Vercel Railway Best for You already host your app on Vercel Standalone MCP server Execution limit 10s (Hobby) / 60s (Pro) No limit Cold starts Yes No Always-on No Yes Setup Easy if already on Vercel Slightly more setup
My recommendation: If your main app is already on Vercel, deploy the MCP server there too. Otherwise, Railway is more reliable — no execution time ceiling, no cold starts.
Tips for Production
Add a health check endpoint — Railway uses it to verify your server is alive. A simple GET /health → 200 OK is enough.

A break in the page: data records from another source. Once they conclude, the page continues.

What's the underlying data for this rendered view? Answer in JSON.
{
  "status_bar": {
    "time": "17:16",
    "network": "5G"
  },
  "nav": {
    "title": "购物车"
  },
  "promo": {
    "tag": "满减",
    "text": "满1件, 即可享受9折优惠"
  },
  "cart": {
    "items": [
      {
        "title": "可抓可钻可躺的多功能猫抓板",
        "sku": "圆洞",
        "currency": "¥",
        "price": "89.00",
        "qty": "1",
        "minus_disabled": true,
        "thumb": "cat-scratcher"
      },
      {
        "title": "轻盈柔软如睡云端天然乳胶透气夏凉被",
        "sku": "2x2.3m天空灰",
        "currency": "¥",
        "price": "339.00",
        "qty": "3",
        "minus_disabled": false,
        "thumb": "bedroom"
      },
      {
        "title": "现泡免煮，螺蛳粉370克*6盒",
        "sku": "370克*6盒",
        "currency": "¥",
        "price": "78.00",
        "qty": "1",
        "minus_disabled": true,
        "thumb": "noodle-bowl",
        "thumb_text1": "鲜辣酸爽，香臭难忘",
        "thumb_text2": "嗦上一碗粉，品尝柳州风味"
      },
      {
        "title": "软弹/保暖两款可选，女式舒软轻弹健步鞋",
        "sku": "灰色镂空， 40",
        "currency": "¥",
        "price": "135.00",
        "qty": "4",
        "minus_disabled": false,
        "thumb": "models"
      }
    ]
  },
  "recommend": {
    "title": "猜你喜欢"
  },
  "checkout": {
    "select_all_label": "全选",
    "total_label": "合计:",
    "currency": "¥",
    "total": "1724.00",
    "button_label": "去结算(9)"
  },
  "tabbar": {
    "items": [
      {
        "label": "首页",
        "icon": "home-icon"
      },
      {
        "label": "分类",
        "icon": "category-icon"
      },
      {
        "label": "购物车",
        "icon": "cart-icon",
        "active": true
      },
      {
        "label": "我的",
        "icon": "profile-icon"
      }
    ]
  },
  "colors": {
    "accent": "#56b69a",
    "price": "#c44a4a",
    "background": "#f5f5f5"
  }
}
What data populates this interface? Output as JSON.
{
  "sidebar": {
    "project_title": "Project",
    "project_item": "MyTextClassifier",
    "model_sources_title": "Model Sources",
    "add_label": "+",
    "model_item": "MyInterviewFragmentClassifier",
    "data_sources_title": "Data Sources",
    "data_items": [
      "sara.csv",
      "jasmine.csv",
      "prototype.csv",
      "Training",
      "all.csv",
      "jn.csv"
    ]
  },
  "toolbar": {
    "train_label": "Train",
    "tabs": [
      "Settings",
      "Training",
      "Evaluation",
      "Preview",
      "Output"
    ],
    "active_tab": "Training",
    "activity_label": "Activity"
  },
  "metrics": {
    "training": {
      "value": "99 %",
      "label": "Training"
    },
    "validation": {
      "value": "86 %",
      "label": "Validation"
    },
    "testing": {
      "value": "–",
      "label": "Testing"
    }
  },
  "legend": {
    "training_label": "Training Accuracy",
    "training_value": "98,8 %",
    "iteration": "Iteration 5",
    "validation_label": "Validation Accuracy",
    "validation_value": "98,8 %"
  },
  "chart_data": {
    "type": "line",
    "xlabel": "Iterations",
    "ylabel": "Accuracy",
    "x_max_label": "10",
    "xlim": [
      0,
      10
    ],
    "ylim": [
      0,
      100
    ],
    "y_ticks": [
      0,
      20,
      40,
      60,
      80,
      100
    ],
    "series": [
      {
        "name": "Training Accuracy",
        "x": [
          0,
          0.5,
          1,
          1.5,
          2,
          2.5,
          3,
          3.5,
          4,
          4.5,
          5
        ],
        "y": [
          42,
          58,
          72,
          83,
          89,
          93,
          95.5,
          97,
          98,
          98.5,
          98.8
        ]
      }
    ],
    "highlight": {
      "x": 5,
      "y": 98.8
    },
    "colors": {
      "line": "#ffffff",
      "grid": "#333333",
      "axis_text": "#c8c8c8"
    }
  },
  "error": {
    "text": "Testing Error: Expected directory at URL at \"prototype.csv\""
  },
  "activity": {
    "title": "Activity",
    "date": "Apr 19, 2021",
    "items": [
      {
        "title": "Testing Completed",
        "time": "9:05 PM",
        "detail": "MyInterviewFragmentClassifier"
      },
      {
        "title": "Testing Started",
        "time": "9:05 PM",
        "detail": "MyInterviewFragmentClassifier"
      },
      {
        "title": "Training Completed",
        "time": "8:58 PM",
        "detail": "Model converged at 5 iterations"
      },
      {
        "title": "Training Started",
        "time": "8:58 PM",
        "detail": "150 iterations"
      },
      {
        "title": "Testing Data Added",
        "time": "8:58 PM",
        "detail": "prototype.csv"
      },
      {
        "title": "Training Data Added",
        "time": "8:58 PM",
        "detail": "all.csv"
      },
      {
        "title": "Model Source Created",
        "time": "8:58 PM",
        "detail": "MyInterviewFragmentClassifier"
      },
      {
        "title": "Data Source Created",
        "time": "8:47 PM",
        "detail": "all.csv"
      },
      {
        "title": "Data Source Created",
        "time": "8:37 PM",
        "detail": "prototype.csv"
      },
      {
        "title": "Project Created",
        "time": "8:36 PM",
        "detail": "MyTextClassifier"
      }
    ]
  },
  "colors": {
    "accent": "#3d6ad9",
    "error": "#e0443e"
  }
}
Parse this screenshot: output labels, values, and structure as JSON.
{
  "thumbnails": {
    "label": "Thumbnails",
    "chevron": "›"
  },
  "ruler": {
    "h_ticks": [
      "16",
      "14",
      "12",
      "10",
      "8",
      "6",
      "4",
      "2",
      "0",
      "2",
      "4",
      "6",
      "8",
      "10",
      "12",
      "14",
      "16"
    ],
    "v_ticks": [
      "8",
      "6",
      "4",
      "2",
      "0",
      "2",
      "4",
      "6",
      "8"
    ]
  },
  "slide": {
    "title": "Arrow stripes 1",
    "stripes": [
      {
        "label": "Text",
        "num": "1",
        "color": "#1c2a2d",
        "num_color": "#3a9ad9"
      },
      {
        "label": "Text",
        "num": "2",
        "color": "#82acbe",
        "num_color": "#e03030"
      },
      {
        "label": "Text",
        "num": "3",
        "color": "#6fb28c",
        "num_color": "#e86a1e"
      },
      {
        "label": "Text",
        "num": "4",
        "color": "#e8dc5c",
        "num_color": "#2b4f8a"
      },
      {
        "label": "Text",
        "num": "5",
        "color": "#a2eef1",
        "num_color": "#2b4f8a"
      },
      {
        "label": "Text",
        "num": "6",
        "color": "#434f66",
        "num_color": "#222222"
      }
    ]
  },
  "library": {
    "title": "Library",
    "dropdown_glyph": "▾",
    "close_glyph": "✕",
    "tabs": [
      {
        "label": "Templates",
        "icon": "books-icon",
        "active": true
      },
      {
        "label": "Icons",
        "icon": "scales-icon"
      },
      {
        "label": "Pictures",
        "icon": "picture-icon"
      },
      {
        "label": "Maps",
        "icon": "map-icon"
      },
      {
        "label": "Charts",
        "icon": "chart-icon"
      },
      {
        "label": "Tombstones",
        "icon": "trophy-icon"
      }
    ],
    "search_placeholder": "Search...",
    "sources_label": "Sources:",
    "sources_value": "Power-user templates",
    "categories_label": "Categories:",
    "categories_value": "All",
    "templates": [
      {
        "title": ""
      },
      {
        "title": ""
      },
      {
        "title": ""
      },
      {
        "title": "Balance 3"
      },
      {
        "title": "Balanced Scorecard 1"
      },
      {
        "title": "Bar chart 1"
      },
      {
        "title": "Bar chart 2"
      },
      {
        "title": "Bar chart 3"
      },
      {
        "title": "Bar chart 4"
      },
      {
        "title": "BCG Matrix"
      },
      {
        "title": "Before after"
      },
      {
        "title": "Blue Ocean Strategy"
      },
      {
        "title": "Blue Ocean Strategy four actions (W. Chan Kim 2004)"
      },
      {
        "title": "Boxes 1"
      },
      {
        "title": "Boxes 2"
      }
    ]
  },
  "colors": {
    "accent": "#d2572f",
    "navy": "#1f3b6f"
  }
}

Keep tools focused — Each tool should do one thing well. Claude will use multiple tools in sequence if needed.
Write descriptive Zod schemas — Use .describe() on every field. Claude reads these when deciding what values to pass.
Never trust user input — Your backend API is the real gatekeeper. The MCP server is just a bridge.
Use sensitive: true in manifest for secrets — Claude Desktop encrypts them using the OS keychain (Mac Keychain / Windows Credential Manager).
Final Thoughts
MCP flips the typical integration model on its head. Instead of building a UI, a form, or a chatbot from scratch — you describe what your API does, and Claude becomes the interface.
For internal tools, accounting workflows, BIR compliance systems, or any data entry-heavy process, this is genuinely transformative. Your users get a natural language interface that understands context, extracts data from images, validates inputs, and calls your API — all out of the box.
The best part? You ship zero frontend code.